*Por Eric Marques
Nos fundos de pensão, a revisão da política de investimentos com base no estudo de macroalocação é uma prática essencial que deve ser realizada anualmente. Com ela, é possível avaliar se os benchmarks adotados permanecem aderentes às projeções de mercado e às necessidades dos planos, sem correr riscos adicionais de maneira desnecessária.
Nos últimos anos, o ambiente de juros elevados incentivou um movimento natural de concentração dos recursos em renda fixa, algumas vezes com alocações relevantes em ativos na curva. Esse comportamento foi reforçado por experiências negativas em classes de maior risco, levando diversos investidores institucionais a reduzirem sua exposição, diminuindo a diversificação das carteiras.
Se, por um lado, esta estratégia busca aproveitar a escalada da taxa básica e garantir retorno elevado com baixo risco de perdas, por outro, esse posicionamento carrega outro risco crescente. Trata-se da dependência excessiva do CDI em um contexto de mudança de ciclo.
A decisão do Comitê de Política Monetária do Banco Central (COPOM) de iniciar a redução da taxa básica de juros sinaliza a importância para um regime de retornos, no qual estratégias excessivamente conservadoras tendem a apresentar maior dificuldade em superar o seu benchmark de referência.

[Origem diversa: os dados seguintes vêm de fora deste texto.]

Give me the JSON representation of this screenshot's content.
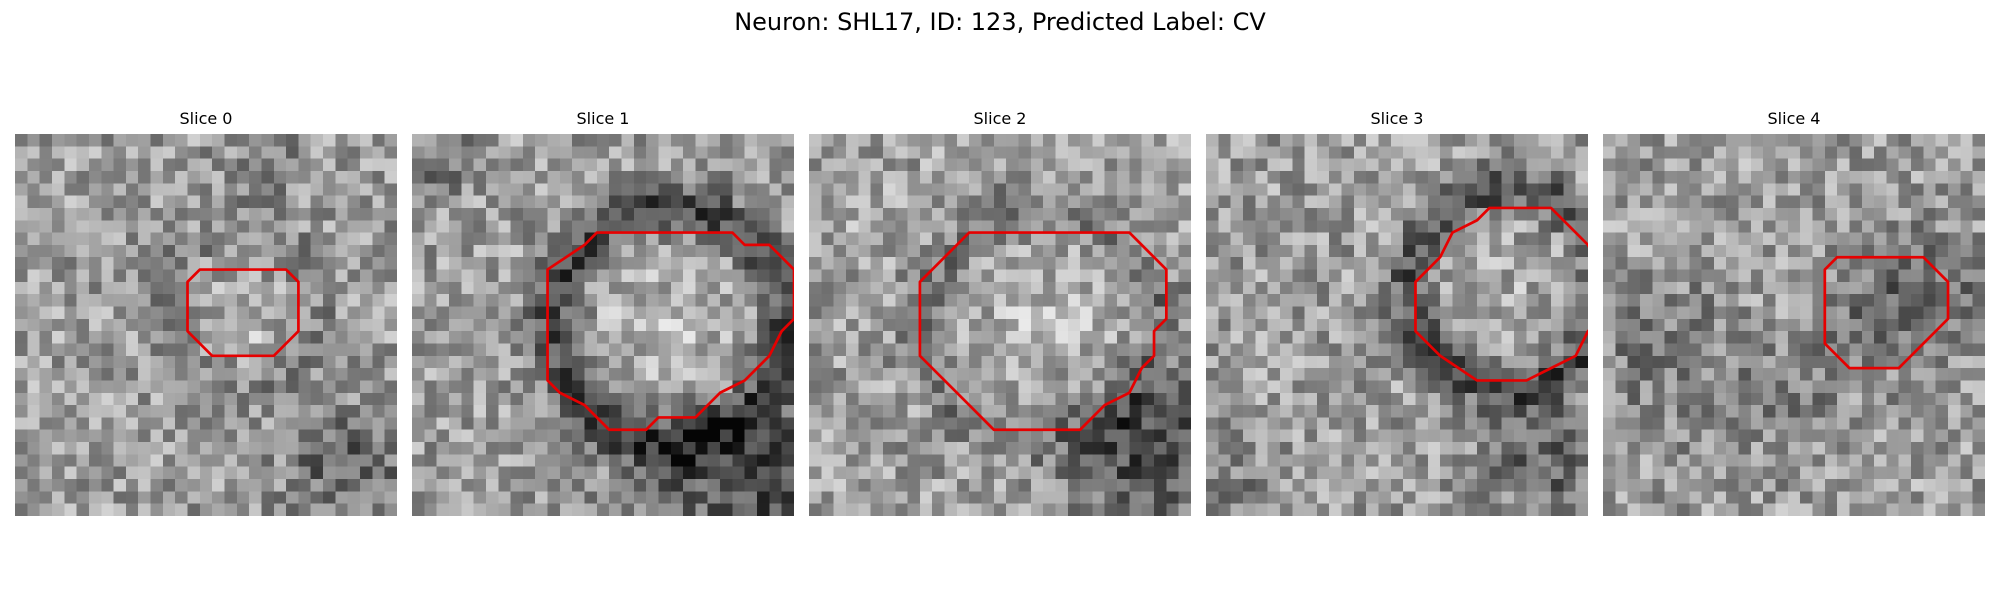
{
  "figure": {
    "title": "Neuron: SHL17, ID: 123, Predicted Label: CV"
  },
  "contour_color": "#e60000",
  "slices": [
    {
      "title": "Slice 0",
      "contour": [
        [
          22,
          11
        ],
        [
          23,
          12
        ],
        [
          23,
          16
        ],
        [
          21,
          18
        ],
        [
          16,
          18
        ],
        [
          14,
          16
        ],
        [
          14,
          12
        ],
        [
          15,
          11
        ]
      ]
    },
    {
      "title": "Slice 1",
      "contour": [
        [
          24,
          8
        ],
        [
          26,
          8
        ],
        [
          27,
          9
        ],
        [
          29,
          9
        ],
        [
          31,
          11
        ],
        [
          31,
          15
        ],
        [
          30,
          16
        ],
        [
          29,
          18
        ],
        [
          27,
          20
        ],
        [
          25,
          21
        ],
        [
          23,
          23
        ],
        [
          20,
          23
        ],
        [
          19,
          24
        ],
        [
          16,
          24
        ],
        [
          14,
          22
        ],
        [
          12,
          21
        ],
        [
          11,
          20
        ],
        [
          11,
          11
        ],
        [
          14,
          9
        ],
        [
          15,
          8
        ]
      ]
    },
    {
      "title": "Slice 2",
      "contour": [
        [
          24,
          8
        ],
        [
          26,
          8
        ],
        [
          28,
          10
        ],
        [
          29,
          11
        ],
        [
          29,
          15
        ],
        [
          28,
          16
        ],
        [
          28,
          18
        ],
        [
          27,
          19
        ],
        [
          26,
          21
        ],
        [
          24,
          22
        ],
        [
          22,
          24
        ],
        [
          15,
          24
        ],
        [
          13,
          22
        ],
        [
          11,
          20
        ],
        [
          9,
          18
        ],
        [
          9,
          12
        ],
        [
          11,
          10
        ],
        [
          13,
          8
        ]
      ]
    },
    {
      "title": "Slice 3",
      "contour": [
        [
          28,
          6
        ],
        [
          30,
          8
        ],
        [
          31,
          9
        ],
        [
          32,
          11
        ],
        [
          32,
          15
        ],
        [
          31,
          16
        ],
        [
          30,
          18
        ],
        [
          28,
          19
        ],
        [
          26,
          20
        ],
        [
          22,
          20
        ],
        [
          19,
          18
        ],
        [
          17,
          16
        ],
        [
          17,
          12
        ],
        [
          19,
          10
        ],
        [
          20,
          8
        ],
        [
          22,
          7
        ],
        [
          23,
          6
        ]
      ]
    },
    {
      "title": "Slice 4",
      "contour": [
        [
          26,
          10
        ],
        [
          27,
          11
        ],
        [
          28,
          12
        ],
        [
          28,
          15
        ],
        [
          27,
          16
        ],
        [
          26,
          17
        ],
        [
          24,
          19
        ],
        [
          20,
          19
        ],
        [
          19,
          18
        ],
        [
          18,
          17
        ],
        [
          18,
          11
        ],
        [
          19,
          10
        ]
      ]
    }
  ]
}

O início da trajetória de queda da Selic já era esperada pelo mercado. Se confirmadas as últimas previsões divulgadas pelo Boletim Focus, a taxa básica de juros da economia deve encerrar o ano de 2026 entre 12,25% e 12,5%, recuando para 10,50% em 2027 e 10% em 2028.
Em um cenário como este, de recuo gradual dos juros básicos, a política de investimentos dos fundos de pensão precisa reavaliar a sua estratégia considerando o impacto na rentabilidade das carteiras e as alternativas para melhoria da performance. Em outras palavras, a diversificação deixa de ser apenas uma opcionalidade e passa a ser uma necessidade estrutural para os fundos de pensão.
Classes como renda variável, multimercados, investimentos no exterior e crédito privado assumem papel relevante na busca por prêmios de risco adicionais, contribuindo para a construção de portfólios mais resilientes e aderentes aos objetivos de longo prazo dos planos.
O desafio, portanto, não está apenas em revisar os benchmarks, mas em reavaliar a própria tolerância ao risco e a capacidade de capturar oportunidades em um ambiente de juros mais baixos.